As soon as I let go of the stick Mother Jugs ejected me from the cockpit, and I was a willing spectator for the rest. I jetted out of harm’s way as much as I could with the 5 minutes of thrust the ejection pod had available, and floated under its chute once that ran out at 10,000 feet. We all heard Mother’s exuberant turbo charged war cry as her eight 50 cals, her spinner laser cannon, and four GTO-enhanced AIM missiles converged on the target and blew Hister’s finest right out of the sky.
When the Fakewulf fragments immediately rematerialized as a Messerschmitt 262, we all began to suspect that some Sirius shit was going on. Short Gun finally managed to get the drop on that sleek jet bastard when he arrogantly blew by and conveniently dropped right into Little Doll’s gunsights when he did. This time there was no dubious morphing to the next level when the 262 jet augered in just about where IBeM’s nuked lithium mine used to be.
Kal Gal reports “all clear of bogies” for now. Me, I’m ready for a blunt and a babe, not necessarily in that order.
Purple Hearts and Wedding Flowers
Wei Sung and Kaya, her humongous wolf hybrid bodyguard with the Mr. Ed complex are waiting when our pods bounce down to the Wyoming earth.
“So Mr. Blitz,” quips the wolfish Kaya in that gruff Katelyn Turner voice of hers. “Are you aware that you have a laser gash about 2 feet wide across your back? It’s cauterized nicely, but you’ll have some scars to go with your second Purple Heart in this campaign.”
Wei Sung took my arm and tucked it under hers protectively, leading me to the MASH evac BMUS point. I wrote it up to combat shock when she whispered coyly in my ear.

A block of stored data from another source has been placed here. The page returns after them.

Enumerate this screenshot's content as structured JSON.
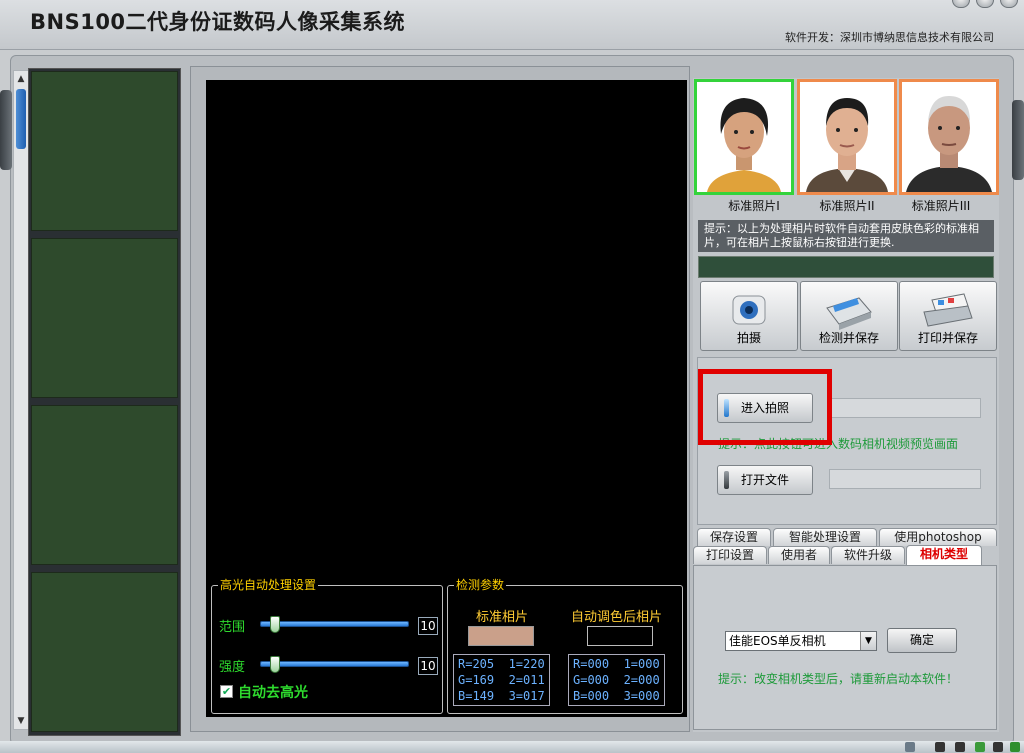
{
  "app": {
    "title": "BNS100二代身份证数码人像采集系统",
    "developer": "软件开发：深圳市博纳思信息技术有限公司"
  },
  "highlight_settings": {
    "title": "高光自动处理设置",
    "range_label": "范围",
    "range_value": "10",
    "range_level": 0.1,
    "strength_label": "强度",
    "strength_value": "10",
    "strength_level": 0.1,
    "auto_remove_label": "自动去高光",
    "auto_remove_checked": true
  },
  "detect_params": {
    "title": "检测参数",
    "standard_label": "标准相片",
    "adjusted_label": "自动调色后相片",
    "standard_swatch_color": "#caa08a",
    "standard_values": [
      "R=205  1=220",
      "G=169  2=011",
      "B=149  3=017"
    ],
    "adjusted_values": [
      "R=000  1=000",
      "G=000  2=000",
      "B=000  3=000"
    ]
  },
  "standard_photos": [
    {
      "caption": "标准照片I",
      "selected": true
    },
    {
      "caption": "标准照片II",
      "selected": false
    },
    {
      "caption": "标准照片III",
      "selected": false
    }
  ],
  "tip": "提示：以上为处理相片时软件自动套用皮肤色彩的标准相片，可在相片上按鼠标右按钮进行更换.",
  "action_buttons": {
    "shoot": "拍摄",
    "detect_save": "检测并保存",
    "print_save": "打印并保存"
  },
  "camera": {
    "enter_shoot": "进入拍照",
    "enter_hint": "提示：点此按钮可进入数码相机视频预览画面",
    "open_file": "打开文件"
  },
  "tabs_row1": [
    "保存设置",
    "智能处理设置",
    "使用photoshop"
  ],
  "tabs_row2": [
    "打印设置",
    "使用者",
    "软件升级",
    "相机类型"
  ],
  "active_tab": "相机类型",
  "camera_type": {
    "selected": "佳能EOS单反相机",
    "confirm": "确定",
    "restart_hint": "提示：改变相机类型后，请重新启动本软件！"
  },
  "colors": {
    "selected_border": "#34d33b",
    "photo_border": "#ef8a4b",
    "highlight_red": "#e00000",
    "hint_green": "#1e9a3a"
  }
}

“Don’t worry darling Blitz. I’m sure Eagle Eye and Trapper Jack can have you patched up and good as new again in time for the wedding…and more importantly the honeymoon.”
I watched while Short Gun ambled over from Little Doll and Mother Jugs, minus me, landed herself soon after for rearming. My boy the legendary Caveman guided his own ejection pod to a soft touchdown nearby and fairly bounced out laughing from under the settling chute, heading directly for his wingman.
“You owe me 1000 cool credits Timmy K! I told you the old man marries purt near every woman in the book, by hook, or by crook. He just can’t help himself when it comes to Asian and AI-sian females, whether they’re carbon-based or silicon-based, Pops don’t discriminate.”
Short Gun Kruise taps his brickchain wallet to Caveman’s and pays the wager.
“Yah knows you need it to pay the alimony on your own 22 wives Stretch. And who knows how many offspring. Like father, like son, y’know.”
“What ev Tiny Timothy. Give yourself a pat on the back. Y’all did pretty well for a pilot who can barely reach the rudder pedals.”